CQ WEEKLY
April 3, 2006 – Page 938

Craig Crawford‘s 1600: An Artful Dodge

Like it or not, politicians often must deal with shady characters to get ahead. They have to raise too much money to avoid it. Knowing when to end the relationship is the key to keeping their hands clean.

As President Bush scans his many problems today, he can at least take heart that the Enron criminal trial now winding down in Texas never touched him or anyone on his team.

Here is one political threat that members of the White House team managed well, distancing themselves from Enron Chairman Kenneth Lay, keeping secret their pre-scandal conversations with the firm’s lobbyists and quickly getting out front with reform proposals.

This dodge-the-bullet formula is now in play once again, as the Bush White House tries to avoid being part of the collateral damage in the meltdown of disgraced lobbyist Jack Abramoff. As before, the White House insisted Bush barely knew the culprit, refused to give details on meetings with him and urged Congress to pass a law.

In both cases critics are left with nothing but hyperactive imaginations and circumstantial evidence to try to tarnish the president with the deeds of former friends and supporters. It helps Bush that Abramoff and Lay committed acts so egregious that, without hard proof, most Americans find it unthinkable that Bush would ever have condoned such behavior.

And in both cases, reform laws made made headway in Congress, giving politicians a platform to boast about fixing problems they actually helped create. (Still, one of the Enron reforms still outstanding — beefing up private pensions — is mired on Capitol Hill and under siege by lobbyists seeking to weaken it.)

The Bush White House shut down Enron’s pipeline to their inner circle at just the right moment, when, in 2001, a distressed Lay called Commerce Secretary Donald L. Evans, a longtime friend of Bush and Lay, for help before the energy company collapsed in America's biggest bankruptcy ever.

Evans offered no help, and neither did Treasury Secretary Paul H. O’Neill or any of several other administration officials on the receiving end of Lay’s pleas for a bailout.

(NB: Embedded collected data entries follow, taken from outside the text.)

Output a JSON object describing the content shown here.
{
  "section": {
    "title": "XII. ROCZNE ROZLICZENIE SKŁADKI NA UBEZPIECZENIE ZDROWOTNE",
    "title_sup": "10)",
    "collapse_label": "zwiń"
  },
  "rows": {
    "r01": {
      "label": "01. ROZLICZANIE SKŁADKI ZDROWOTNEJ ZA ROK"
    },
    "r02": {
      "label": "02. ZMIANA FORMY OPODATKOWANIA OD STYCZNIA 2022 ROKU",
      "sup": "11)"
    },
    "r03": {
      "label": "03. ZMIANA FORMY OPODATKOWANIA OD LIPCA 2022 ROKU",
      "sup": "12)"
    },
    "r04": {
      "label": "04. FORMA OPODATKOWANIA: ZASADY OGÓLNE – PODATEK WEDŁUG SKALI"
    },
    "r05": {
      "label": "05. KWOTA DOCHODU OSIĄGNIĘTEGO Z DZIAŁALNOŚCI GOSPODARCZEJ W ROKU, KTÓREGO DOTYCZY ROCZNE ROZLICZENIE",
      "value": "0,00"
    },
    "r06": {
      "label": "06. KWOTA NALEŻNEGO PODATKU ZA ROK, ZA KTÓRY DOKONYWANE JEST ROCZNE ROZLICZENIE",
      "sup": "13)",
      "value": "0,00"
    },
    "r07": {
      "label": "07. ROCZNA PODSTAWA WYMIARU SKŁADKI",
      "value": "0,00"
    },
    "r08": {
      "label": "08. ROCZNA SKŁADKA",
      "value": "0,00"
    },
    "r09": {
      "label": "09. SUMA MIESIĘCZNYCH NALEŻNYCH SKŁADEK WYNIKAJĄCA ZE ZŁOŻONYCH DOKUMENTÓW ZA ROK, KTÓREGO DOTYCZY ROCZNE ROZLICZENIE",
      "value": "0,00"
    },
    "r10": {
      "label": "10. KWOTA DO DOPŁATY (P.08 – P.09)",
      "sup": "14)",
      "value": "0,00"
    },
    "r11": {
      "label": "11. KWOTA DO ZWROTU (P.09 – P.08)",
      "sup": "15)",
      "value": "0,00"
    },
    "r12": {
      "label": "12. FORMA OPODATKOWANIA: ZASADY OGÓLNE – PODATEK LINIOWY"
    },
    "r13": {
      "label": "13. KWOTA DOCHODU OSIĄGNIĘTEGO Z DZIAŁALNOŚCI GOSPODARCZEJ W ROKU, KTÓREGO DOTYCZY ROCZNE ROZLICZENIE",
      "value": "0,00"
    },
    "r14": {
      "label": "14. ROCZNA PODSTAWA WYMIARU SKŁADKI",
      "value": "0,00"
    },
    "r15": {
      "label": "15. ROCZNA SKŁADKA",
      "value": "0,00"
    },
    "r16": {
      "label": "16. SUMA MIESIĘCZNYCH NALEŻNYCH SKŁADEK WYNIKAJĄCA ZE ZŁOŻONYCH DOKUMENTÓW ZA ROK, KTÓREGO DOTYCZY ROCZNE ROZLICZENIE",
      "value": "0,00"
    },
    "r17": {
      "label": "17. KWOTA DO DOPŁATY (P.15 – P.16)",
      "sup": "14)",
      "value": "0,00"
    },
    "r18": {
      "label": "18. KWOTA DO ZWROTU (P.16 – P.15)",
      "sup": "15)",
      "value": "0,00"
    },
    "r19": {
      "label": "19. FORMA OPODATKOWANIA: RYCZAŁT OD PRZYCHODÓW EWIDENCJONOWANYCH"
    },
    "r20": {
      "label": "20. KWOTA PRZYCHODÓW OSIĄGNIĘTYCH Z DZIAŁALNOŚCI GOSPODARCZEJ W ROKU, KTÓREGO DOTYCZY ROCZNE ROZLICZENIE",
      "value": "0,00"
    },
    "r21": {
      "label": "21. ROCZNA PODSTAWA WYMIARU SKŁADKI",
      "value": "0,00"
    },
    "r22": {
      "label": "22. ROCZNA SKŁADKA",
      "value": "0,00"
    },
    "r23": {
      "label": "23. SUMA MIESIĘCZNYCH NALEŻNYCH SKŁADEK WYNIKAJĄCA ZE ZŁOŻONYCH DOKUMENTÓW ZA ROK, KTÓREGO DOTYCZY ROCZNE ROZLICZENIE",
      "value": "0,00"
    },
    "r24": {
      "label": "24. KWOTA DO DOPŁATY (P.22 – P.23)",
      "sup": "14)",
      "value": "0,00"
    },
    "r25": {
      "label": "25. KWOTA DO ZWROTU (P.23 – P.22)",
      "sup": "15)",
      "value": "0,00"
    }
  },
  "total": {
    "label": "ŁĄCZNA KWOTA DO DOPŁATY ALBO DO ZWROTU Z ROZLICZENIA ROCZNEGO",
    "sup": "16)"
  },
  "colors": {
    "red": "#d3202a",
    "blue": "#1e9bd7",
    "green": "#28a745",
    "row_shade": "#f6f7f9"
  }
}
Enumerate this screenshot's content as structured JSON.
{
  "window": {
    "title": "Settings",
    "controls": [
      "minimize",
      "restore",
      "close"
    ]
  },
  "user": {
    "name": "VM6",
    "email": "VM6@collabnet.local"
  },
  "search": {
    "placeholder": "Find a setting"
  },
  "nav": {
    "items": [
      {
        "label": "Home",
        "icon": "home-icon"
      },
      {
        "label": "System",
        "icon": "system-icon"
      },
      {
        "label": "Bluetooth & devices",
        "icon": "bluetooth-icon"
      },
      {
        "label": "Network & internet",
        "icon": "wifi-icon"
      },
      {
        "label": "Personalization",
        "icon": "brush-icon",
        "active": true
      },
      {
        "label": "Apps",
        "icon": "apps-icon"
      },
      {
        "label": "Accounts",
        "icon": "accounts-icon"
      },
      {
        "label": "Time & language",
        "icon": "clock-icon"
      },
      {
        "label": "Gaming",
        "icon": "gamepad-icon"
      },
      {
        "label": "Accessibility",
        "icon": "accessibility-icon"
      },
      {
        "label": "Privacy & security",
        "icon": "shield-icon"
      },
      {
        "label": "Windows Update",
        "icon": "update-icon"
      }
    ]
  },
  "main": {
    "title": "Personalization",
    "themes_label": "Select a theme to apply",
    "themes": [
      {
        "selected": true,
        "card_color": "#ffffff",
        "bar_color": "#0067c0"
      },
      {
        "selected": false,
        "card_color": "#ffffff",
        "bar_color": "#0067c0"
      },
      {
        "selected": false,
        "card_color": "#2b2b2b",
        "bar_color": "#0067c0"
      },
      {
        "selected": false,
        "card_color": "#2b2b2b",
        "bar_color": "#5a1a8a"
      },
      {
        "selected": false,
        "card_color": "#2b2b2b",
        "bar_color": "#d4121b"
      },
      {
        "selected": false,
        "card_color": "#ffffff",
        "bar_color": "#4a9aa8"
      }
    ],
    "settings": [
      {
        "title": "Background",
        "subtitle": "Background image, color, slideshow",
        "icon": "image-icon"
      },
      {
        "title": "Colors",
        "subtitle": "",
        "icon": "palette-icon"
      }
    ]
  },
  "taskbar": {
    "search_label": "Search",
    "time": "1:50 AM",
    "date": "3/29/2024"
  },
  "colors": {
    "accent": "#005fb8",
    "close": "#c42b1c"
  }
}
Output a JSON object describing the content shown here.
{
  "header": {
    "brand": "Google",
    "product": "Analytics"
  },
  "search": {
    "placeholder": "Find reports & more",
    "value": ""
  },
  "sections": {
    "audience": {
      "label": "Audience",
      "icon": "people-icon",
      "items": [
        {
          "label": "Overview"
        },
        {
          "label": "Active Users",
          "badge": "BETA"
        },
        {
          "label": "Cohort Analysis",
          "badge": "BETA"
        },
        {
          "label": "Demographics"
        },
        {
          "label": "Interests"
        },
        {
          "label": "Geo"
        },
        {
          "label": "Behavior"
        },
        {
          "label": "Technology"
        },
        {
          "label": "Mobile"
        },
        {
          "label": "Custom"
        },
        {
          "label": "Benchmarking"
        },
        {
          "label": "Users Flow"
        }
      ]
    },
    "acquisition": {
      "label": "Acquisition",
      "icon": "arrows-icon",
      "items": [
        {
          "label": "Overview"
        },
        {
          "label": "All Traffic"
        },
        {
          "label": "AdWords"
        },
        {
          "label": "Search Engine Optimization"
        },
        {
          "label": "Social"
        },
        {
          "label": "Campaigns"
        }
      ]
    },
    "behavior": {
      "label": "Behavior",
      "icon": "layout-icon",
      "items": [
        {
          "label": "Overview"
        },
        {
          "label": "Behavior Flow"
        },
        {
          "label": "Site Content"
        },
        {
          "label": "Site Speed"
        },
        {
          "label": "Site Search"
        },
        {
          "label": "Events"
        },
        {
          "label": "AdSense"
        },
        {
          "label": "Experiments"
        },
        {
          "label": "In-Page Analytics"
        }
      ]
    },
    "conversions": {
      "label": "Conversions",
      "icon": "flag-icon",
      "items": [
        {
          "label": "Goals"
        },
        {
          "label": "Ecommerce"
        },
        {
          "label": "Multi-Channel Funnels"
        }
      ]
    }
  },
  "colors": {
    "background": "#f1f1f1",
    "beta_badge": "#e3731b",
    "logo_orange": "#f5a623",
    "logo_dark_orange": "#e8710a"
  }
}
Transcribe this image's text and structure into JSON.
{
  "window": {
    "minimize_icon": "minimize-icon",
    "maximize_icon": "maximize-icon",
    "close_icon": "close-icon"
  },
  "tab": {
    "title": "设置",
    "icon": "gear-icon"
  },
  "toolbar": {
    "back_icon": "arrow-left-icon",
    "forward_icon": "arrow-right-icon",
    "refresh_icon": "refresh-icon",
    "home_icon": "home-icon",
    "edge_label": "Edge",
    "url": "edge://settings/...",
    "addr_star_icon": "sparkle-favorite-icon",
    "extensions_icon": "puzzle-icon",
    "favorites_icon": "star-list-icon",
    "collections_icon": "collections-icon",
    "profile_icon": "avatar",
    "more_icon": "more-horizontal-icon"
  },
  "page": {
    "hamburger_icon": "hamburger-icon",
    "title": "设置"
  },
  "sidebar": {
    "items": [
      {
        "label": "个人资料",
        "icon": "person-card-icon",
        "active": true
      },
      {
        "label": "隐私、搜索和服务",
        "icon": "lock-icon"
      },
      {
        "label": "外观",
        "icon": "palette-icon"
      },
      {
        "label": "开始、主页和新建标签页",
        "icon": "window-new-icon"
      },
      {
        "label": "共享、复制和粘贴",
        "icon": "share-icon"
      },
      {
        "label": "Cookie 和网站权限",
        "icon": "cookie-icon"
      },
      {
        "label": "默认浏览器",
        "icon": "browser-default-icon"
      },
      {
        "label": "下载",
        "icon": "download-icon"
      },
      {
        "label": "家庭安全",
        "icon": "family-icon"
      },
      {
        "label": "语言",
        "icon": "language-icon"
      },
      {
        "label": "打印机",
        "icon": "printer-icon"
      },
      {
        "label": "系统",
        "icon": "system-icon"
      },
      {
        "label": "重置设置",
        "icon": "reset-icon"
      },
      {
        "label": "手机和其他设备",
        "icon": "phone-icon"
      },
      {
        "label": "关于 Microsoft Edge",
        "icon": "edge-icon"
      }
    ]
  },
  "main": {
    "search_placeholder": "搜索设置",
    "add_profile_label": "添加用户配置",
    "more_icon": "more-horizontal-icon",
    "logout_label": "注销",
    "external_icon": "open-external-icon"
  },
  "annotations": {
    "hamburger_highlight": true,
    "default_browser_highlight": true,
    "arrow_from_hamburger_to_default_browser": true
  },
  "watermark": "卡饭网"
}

There are lessons here for politicians and financial contributors. First, politicians and their staff must know when to fold the cards on a supporter at the precise moment when further help could lead to allegations of a cover-up. As ever, it is usually the cover-up that gets the bad guys, not the activity that was being covered up. To seek a bailout of Enron Corp. would likely have made the Bush White House co-conspirators in a cover-up of the company’s misdeeds.

For contributors seeking to influence politicians, beware giving them too much. The more you give the more likely the smart ones will stop taking your calls when you need them most. In an odd way, the Bush officials’ abrupt dismissal of Enron’s problems indicates just how much they might have known about what was going on at the company. A stressed airline or other major company without such cozy ties most likely would have gotten at least a meeting or two, and maybe even offers of concrete help.

Legal Shield

The federal courts provided another critical moment in shedding Bush’s Enron baggage. Last year eight appellate judges held that Vice President Dick Cheney did not have to disclose the membership of his 2001 energy task force or the advice they gave in shaping national energy policy.

Although White House aides acknowledged high-level meetings with Enron executives, the court ruling shielded them from revealing just how close their ties to the company might have been. Imaginative critics can make claims, but nothing that can be proved or disproved.

Bush’s high-profile advocacy of corporate reform in the wake of the Enron scandal four years ago helped him don the white hat at a tipping point when the White House feared it would be tainted by the plight of company employees losing their life savings. And Congress did enact several changes in accounting procedures and employee rights that would aid future victims.

But all this time later it looks as though what Congress might ultimately pass to reform pension programs could do little to help workers in a failing company that did not adequately fund its retiree program. A study by the Pension Benefit Guaranty Corporation concluded that the bill now being completed in a House-Senate conference would actually weaken the private pension system.

Watching Washington “reform” usually reminds me of the tale about how Michelangelo handled a papal request to reduce the size of David’s nose on his famous sculpture. He grabbed a handful of shavings, climbed to the top, made a scraping sound and dropped the shavings without actually touching a thing. The papal representatives cheered the beauty of this magnificent revision that wasn’t.

Bush is no sculptor, but dodging harm in the Enron scandal was truly a political work of art.